Caltech scientists have pioneered a groundbreaking method to detect tiny, imperceptible movements on the surface of objects, revealing critical details about what lies beneath. By analyzing the physics of waves traveling across surfaces, whether of manufactured products or the human body, this new technique can determine both the stiffness and thickness of underlying materials or tissues. This innovation lays the foundation for the project’s ultimate goal: enabling inexpensive, at-home health monitoring using little more than a smartphone camera.
“There is information scattered all around us in plain sight that we just haven’t learned to tap into. Our work is trying to leverage that information to recover material properties from inside objects by studying tiny movements on the surface,” says Katie L. Bouman, a professor of computing and mathematical sciences, electrical engineering, and astronomy at Caltech, and both a Rosenberg Scholar and a Heritage Medical Research Institute (HMRI) Investigator.
Revolutionizing Health Monitoring
Bouman and her colleagues from Caltech introduced the technique, known as visual surface wave elastography, and its medical applications in a paper presented at the International Conference on Computer Vision in Honolulu last fall. The lead authors are Alexander C. Ogren (PhD ’24) and Berthy T. Feng (PhD ’25), who completed the work while at Caltech.

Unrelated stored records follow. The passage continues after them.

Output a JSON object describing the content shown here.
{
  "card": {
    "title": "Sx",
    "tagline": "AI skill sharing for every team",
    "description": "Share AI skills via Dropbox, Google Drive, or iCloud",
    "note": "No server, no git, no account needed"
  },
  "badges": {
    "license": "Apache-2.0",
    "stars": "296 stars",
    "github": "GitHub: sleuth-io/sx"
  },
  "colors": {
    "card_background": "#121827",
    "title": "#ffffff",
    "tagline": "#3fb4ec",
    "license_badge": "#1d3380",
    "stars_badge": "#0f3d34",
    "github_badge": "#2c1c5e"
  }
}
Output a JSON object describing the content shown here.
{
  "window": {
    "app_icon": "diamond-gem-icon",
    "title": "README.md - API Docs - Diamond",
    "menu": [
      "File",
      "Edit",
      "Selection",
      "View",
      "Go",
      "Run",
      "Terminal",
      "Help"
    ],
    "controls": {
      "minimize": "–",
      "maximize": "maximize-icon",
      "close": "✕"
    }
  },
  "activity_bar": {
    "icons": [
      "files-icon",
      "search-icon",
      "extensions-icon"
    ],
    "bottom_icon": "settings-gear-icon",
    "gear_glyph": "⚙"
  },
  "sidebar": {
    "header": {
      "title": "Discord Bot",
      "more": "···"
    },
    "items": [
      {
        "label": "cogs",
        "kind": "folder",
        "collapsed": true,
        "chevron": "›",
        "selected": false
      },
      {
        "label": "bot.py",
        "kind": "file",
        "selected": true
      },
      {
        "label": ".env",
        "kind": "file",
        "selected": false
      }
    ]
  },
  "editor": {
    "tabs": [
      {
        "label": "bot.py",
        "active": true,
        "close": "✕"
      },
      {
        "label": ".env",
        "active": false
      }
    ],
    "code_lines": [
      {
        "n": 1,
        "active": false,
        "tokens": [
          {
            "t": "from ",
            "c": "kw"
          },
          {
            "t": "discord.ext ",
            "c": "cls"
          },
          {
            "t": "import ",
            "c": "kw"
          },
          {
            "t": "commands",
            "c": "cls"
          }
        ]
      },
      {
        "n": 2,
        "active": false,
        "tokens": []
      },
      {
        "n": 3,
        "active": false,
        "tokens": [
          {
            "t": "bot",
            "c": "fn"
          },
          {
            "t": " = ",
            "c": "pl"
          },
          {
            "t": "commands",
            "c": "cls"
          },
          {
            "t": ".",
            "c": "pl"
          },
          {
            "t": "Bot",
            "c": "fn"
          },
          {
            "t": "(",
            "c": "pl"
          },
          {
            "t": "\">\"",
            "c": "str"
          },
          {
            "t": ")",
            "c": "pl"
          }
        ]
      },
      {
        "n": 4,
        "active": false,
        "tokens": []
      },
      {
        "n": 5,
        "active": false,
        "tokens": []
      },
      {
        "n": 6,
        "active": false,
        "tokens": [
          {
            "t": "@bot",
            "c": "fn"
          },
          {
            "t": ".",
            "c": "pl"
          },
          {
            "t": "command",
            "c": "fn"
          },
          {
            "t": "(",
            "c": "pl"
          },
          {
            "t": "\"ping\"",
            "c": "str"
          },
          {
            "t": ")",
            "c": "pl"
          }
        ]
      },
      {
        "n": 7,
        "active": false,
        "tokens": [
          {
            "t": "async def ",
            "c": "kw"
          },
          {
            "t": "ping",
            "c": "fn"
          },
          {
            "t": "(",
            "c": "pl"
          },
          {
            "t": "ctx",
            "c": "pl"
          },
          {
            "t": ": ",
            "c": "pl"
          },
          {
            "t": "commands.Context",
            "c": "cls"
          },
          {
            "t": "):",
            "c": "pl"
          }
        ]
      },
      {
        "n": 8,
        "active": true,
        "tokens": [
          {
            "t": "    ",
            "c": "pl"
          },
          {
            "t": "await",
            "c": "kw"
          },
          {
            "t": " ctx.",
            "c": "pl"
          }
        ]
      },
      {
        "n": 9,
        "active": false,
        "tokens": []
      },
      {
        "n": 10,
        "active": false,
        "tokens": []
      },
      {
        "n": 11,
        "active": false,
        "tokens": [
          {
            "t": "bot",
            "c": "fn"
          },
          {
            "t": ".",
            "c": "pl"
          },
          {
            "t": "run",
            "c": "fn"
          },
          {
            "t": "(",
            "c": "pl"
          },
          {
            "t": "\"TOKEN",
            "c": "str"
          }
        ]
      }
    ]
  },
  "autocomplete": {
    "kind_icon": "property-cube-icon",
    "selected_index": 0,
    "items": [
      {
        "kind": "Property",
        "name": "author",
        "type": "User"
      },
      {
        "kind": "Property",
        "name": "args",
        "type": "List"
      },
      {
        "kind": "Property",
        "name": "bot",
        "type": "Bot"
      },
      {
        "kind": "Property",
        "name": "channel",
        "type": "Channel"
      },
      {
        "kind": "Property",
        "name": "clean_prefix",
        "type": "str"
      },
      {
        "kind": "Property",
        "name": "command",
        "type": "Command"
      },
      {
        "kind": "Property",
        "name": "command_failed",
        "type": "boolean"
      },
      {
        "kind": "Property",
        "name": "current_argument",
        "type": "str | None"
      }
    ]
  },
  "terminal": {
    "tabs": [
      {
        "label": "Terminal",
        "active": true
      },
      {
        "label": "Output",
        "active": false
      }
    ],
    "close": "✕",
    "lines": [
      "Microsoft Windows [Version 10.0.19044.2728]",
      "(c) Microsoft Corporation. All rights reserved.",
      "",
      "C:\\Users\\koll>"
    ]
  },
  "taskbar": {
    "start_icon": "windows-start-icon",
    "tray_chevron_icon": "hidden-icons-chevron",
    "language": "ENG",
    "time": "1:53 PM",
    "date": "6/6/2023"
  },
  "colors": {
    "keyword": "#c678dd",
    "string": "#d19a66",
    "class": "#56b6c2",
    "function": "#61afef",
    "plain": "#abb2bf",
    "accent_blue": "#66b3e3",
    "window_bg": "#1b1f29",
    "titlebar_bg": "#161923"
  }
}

Their previous research demonstrated that vibrations captured by a camera could infer varying material properties within a 3D object of known geometry. The motivation was to show that the process could be useful for nondestructive testing, such as detecting internal cracks or verifying the structural integrity of manufactured components. The team has since pivoted towards biomedical applications, where similar surface waves can provide insights into subsurface structures without relying on a pre-existing model of an object’s geometry.
Applications in Medicine
“We asked, ‘Can you infer human tissue properties by the way that motion happens on the skin?’ And the answer is yes,” says Feng, now a postdoctoral fellow at MIT. Visual surface wave elastography enables scientists to measure the stiffness of underlying tissue and its thickness—how far the soft tissue extends before reaching bone. A change in tissue stiffness could serve as a biomarker for diseases such as tumor growth or liver disease. Meanwhile, measurements of thickness could be valuable for monitoring muscle degeneration in diseases that cause atrophy.
“Because we all have cameras in our pockets, we can take frequent, inexpensive measurements of our tissue properties to track our health proactively over time,” Ogren explains. “We could flag concerning changes and nudge you to get it checked out. For example, a system might say, ‘This region of tissue has gotten noticeably stiffer over the last month. You might want to see a doctor for a proper evaluation.'”
Technical Insights and Methodology
The new technique employs an algorithm called phase-based motion processing to detect minute changes in position across the skin, thanks to small-amplitude waves produced by external forces such as quick pressure from a massage gun or sound vibrations from a nearby speaker. The waves could also be excited by vibrations from a wearable device like a watch. Importantly, the method quantifies these movements, which are undetectable by the human eye.
“Basically, the method analyzes local regions of each frame and applies standard signal processing techniques to estimate subpixel motion, resolving shifts as small as one five-hundredth of a pixel,” Bouman explains. The scientists then use spectral analysis to mathematically capture the propagation of those surface waves. The waves are broken down into modes that repeat periodically in time and space, with frequency describing how quickly the mode repeats in time, and wave number describing the spacing between wave peaks and troughs.
“It is exciting to see how powerful computer vision can be in uncovering hidden properties below the surface,” says Chiara Daraio, the G. Bradford Jones Professor of Mechanical Engineering and Applied Physics at Caltech and an HMRI Investigator.
Validation and Future Prospects
In their paper, the team validates its method with data from an anatomically correct simulated human leg and real measurements from a gelatin model. In the gelatin experiments, the new technique yielded results comparable to those of a high-precision instrument called a rheometer. In studies of the simulated leg, the method provided excellent estimates of thickness and stiffness at three different points in the leg, despite the leg having varied nonideal geometry, much like real human bodies.
The research, titled “Visual Surface Wave Elastography,” was supported by funding from the Heritage Medical Research Institute, the Department of Energy, the National Science Foundation, and the Amazon AI4Science Partnership Discovery Grant. In addition to Bouman, Daraio, Ogren, and Feng, Jihoon Ahn (MS ’25) is also an author.
The implications of this research are vast, with the potential to transform how we monitor health conditions at home. As the technology continues to evolve, it could lead to more accessible, affordable, and proactive health care solutions, empowering individuals to take charge of their health with unprecedented ease.